Biotechnology companies also use CMOs for innovative stabilization formulation. Lyophilization is the most frequently used stabilization technology, but it is a finicky procedure and challenging to scale up. Many biotechnology companies can accommodate their liquid-fill drug products with internal resources but will outsource any lyophilized products. Biotechnology companies are seeking formulation processes other than lyophilization in order to reduce the cost and problems associated with lyophilization. In addition, certain biopharmaceuticals are not stabilized by lyophilization; therefore, they need a different stabilization method.
An example of a CMO investing to meet these needs is Boehringer Ingelheim Pharma. According to Friedrich Haefele, head of fill-and-finish biopharma, “We offer the whole range from drug product development to final packaging. We have expertise in pre-formulation/formulation, packaging and process development as well as clinical supply capabilities for Phases I–III and we are very flexible regarding packaging formats and a wide range of batch sizes.”

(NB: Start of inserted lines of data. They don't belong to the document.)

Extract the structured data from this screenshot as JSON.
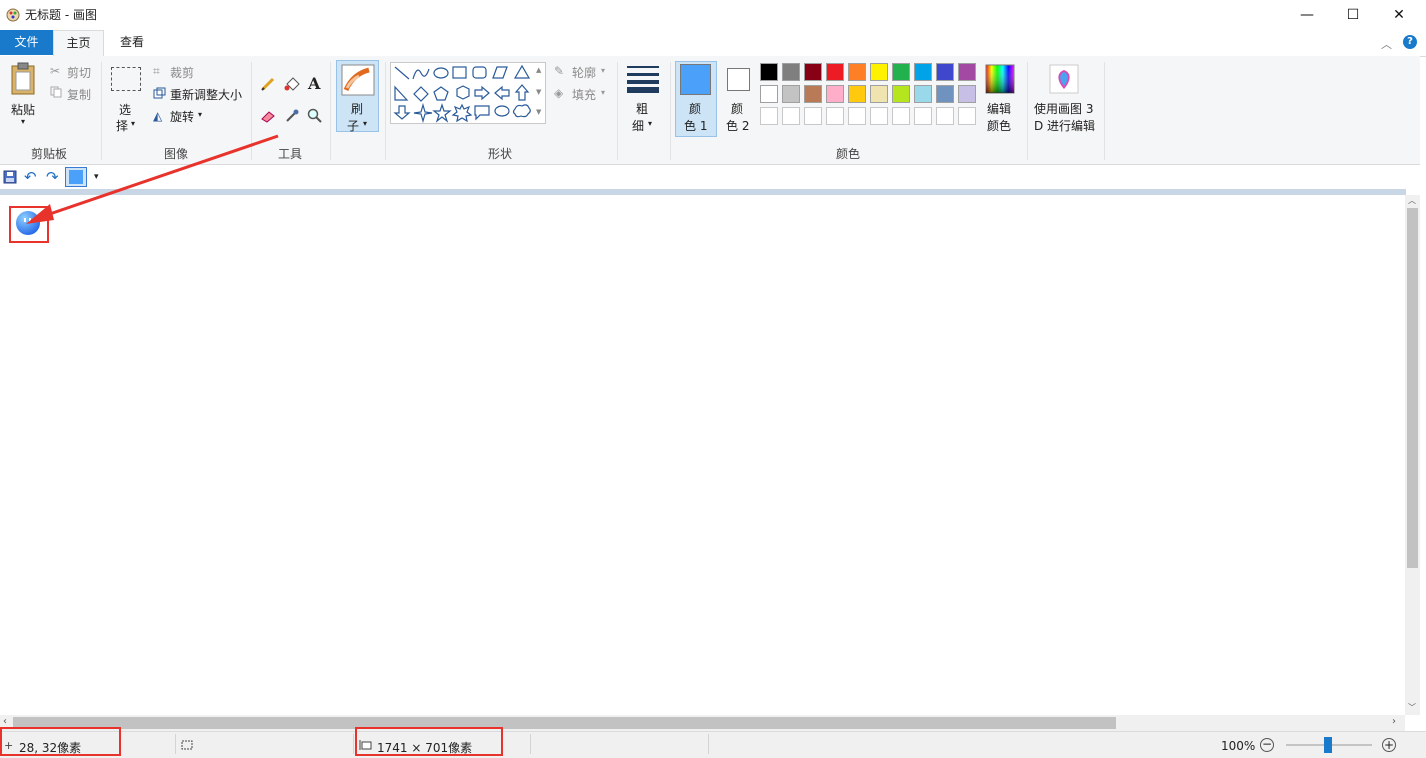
{
  "window": {
    "title": "无标题 - 画图",
    "minimize": "—",
    "maximize": "☐",
    "close": "✕"
  },
  "tabs": [
    {
      "label": "文件"
    },
    {
      "label": "主页"
    },
    {
      "label": "查看"
    }
  ],
  "ribbon": {
    "clipboard": {
      "paste": "粘贴",
      "cut": "剪切",
      "copy": "复制",
      "group": "剪贴板"
    },
    "image": {
      "select_top": "选",
      "select_bottom": "择",
      "crop": "裁剪",
      "resize": "重新调整大小",
      "rotate": "旋转",
      "group": "图像"
    },
    "tools": {
      "group": "工具",
      "text_tool": "A"
    },
    "brush": {
      "top": "刷",
      "bottom": "子"
    },
    "shapes": {
      "outline": "轮廓",
      "fill": "填充",
      "group": "形状"
    },
    "size": {
      "top": "粗",
      "bottom": "细"
    },
    "colors": {
      "color1_top": "颜",
      "color1_bottom": "色 1",
      "color2_top": "颜",
      "color2_bottom": "色 2",
      "edit_top": "编辑",
      "edit_bottom": "颜色",
      "group": "颜色",
      "color1_value": "#4ba0fa",
      "color2_value": "#ffffff",
      "palette_row1": [
        "#000000",
        "#7f7f7f",
        "#880015",
        "#ed1c24",
        "#ff7f27",
        "#fff200",
        "#22b14c",
        "#00a2e8",
        "#3f48cc",
        "#a349a4"
      ],
      "palette_row2": [
        "#ffffff",
        "#c3c3c3",
        "#b97a57",
        "#ffaec9",
        "#ffc90e",
        "#efe4b0",
        "#b5e61d",
        "#99d9ea",
        "#7092be",
        "#c8bfe7"
      ]
    },
    "paint3d": {
      "line1": "使用画图 3",
      "line2": "D 进行编辑"
    }
  },
  "status": {
    "cursor_pos": "28, 32像素",
    "canvas_size": "1741 × 701像素",
    "zoom": "100%"
  }
}
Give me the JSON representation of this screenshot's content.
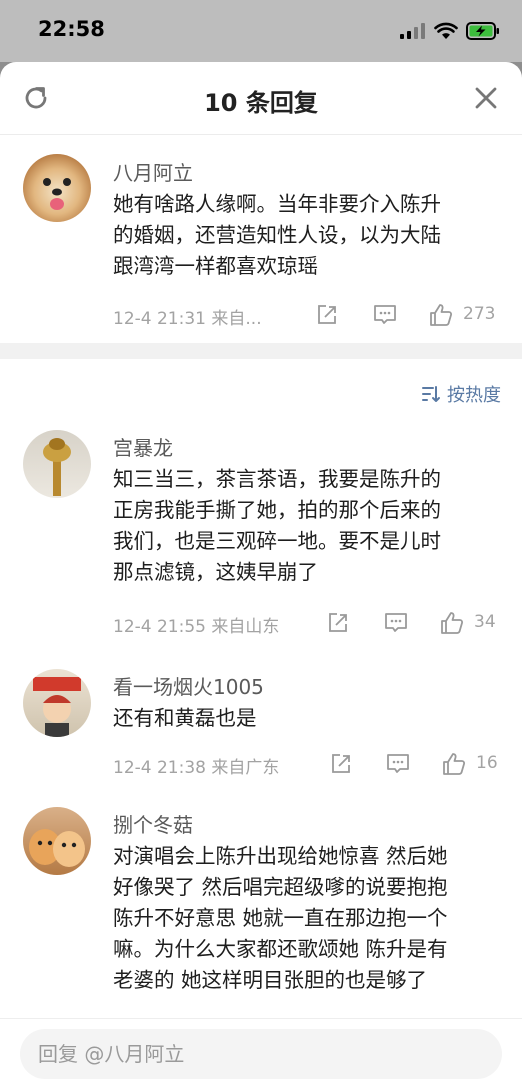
{
  "status": {
    "time": "22:58"
  },
  "header": {
    "title": "10 条回复"
  },
  "sort": {
    "label": "按热度"
  },
  "comments": [
    {
      "user": "八月阿立",
      "lines": [
        "她有啥路人缘啊。当年非要介入陈升",
        "的婚姻，还营造知性人设，以为大陆",
        "跟湾湾一样都喜欢琼瑶"
      ],
      "time": "12-4 21:31 来自...",
      "likes": "273"
    },
    {
      "user": "宫暴龙",
      "lines": [
        "知三当三，茶言茶语，我要是陈升的",
        "正房我能手撕了她，拍的那个后来的",
        "我们，也是三观碎一地。要不是儿时",
        "那点滤镜，这姨早崩了"
      ],
      "time": "12-4 21:55 来自山东",
      "likes": "34"
    },
    {
      "user": "看一场烟火1005",
      "lines": [
        "还有和黄磊也是"
      ],
      "time": "12-4 21:38 来自广东",
      "likes": "16"
    },
    {
      "user": "捌个冬菇",
      "lines": [
        "对演唱会上陈升出现给她惊喜 然后她",
        "好像哭了 然后唱完超级嗲的说要抱抱",
        "陈升不好意思 她就一直在那边抱一个",
        "嘛。为什么大家都还歌颂她 陈升是有",
        "老婆的 她这样明目张胆的也是够了"
      ]
    }
  ],
  "reply": {
    "placeholder": "回复 @八月阿立"
  }
}
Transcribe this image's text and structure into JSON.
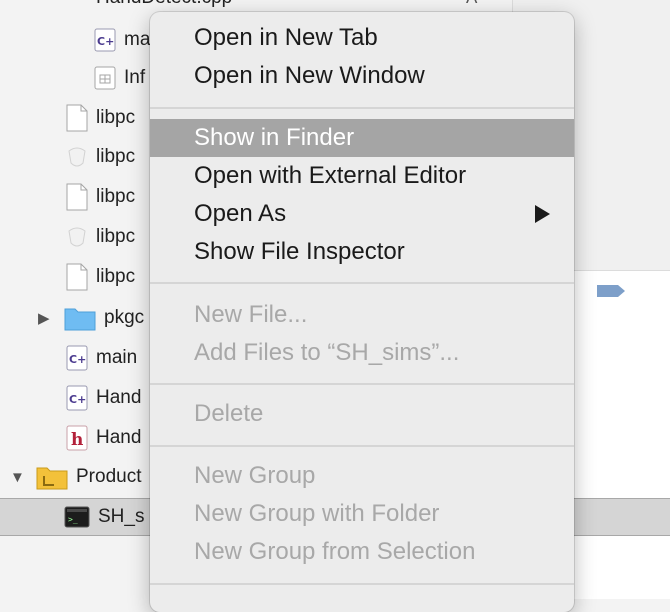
{
  "navigator": {
    "cut_top_item": {
      "label": "HandDetect.cpp",
      "status": "A"
    },
    "items": [
      {
        "label": "ma",
        "icon": "cpp-file-icon"
      },
      {
        "label": "Inf",
        "icon": "plist-file-icon"
      },
      {
        "label": "libpc",
        "icon": "document-icon"
      },
      {
        "label": "libpc",
        "icon": "dylib-icon"
      },
      {
        "label": "libpc",
        "icon": "document-icon"
      },
      {
        "label": "libpc",
        "icon": "dylib-icon"
      },
      {
        "label": "libpc",
        "icon": "document-icon"
      },
      {
        "label": "pkgc",
        "icon": "folder-icon"
      },
      {
        "label": "main",
        "icon": "cpp-file-icon"
      },
      {
        "label": "Hand",
        "icon": "cpp-file-icon"
      },
      {
        "label": "Hand",
        "icon": "header-file-icon"
      },
      {
        "label": "Product",
        "icon": "folder-icon"
      },
      {
        "label": "SH_s",
        "icon": "terminal-executable-icon"
      }
    ]
  },
  "context_menu": {
    "groups": [
      [
        {
          "label": "Open in New Tab",
          "enabled": true
        },
        {
          "label": "Open in New Window",
          "enabled": true
        }
      ],
      [
        {
          "label": "Show in Finder",
          "enabled": true,
          "highlighted": true
        },
        {
          "label": "Open with External Editor",
          "enabled": true
        },
        {
          "label": "Open As",
          "enabled": true,
          "submenu": true
        },
        {
          "label": "Show File Inspector",
          "enabled": true
        }
      ],
      [
        {
          "label": "New File...",
          "enabled": false
        },
        {
          "label": "Add Files to “SH_sims”...",
          "enabled": false
        }
      ],
      [
        {
          "label": "Delete",
          "enabled": false
        }
      ],
      [
        {
          "label": "New Group",
          "enabled": false
        },
        {
          "label": "New Group with Folder",
          "enabled": false
        },
        {
          "label": "New Group from Selection",
          "enabled": false
        }
      ]
    ]
  },
  "colors": {
    "menu_background": "#ececec",
    "menu_highlight": "#a5a5a5",
    "disabled_text": "#a8a8a8",
    "folder_blue": "#6fbcf2",
    "folder_yellow": "#f3c13a",
    "header_red": "#b3213a",
    "cpp_purple": "#4b3b8f"
  }
}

Haefele also notes that Boehringer Ingelheim has addressed these specialized needs by “implementing innovative drug delivery technologies according to the trends on the current global market for vials (liquid and freeze-dried) in isolator technology and pre-filled syringes in a restricted access barrier system. We are currently constructing a new line in isolator technology for liquid and double chamber cartridges. We expect installation at the end of 2011, and operation in 2013. We have high flexibility to manufacture a wide range of batch sizes and primary packaging formats.”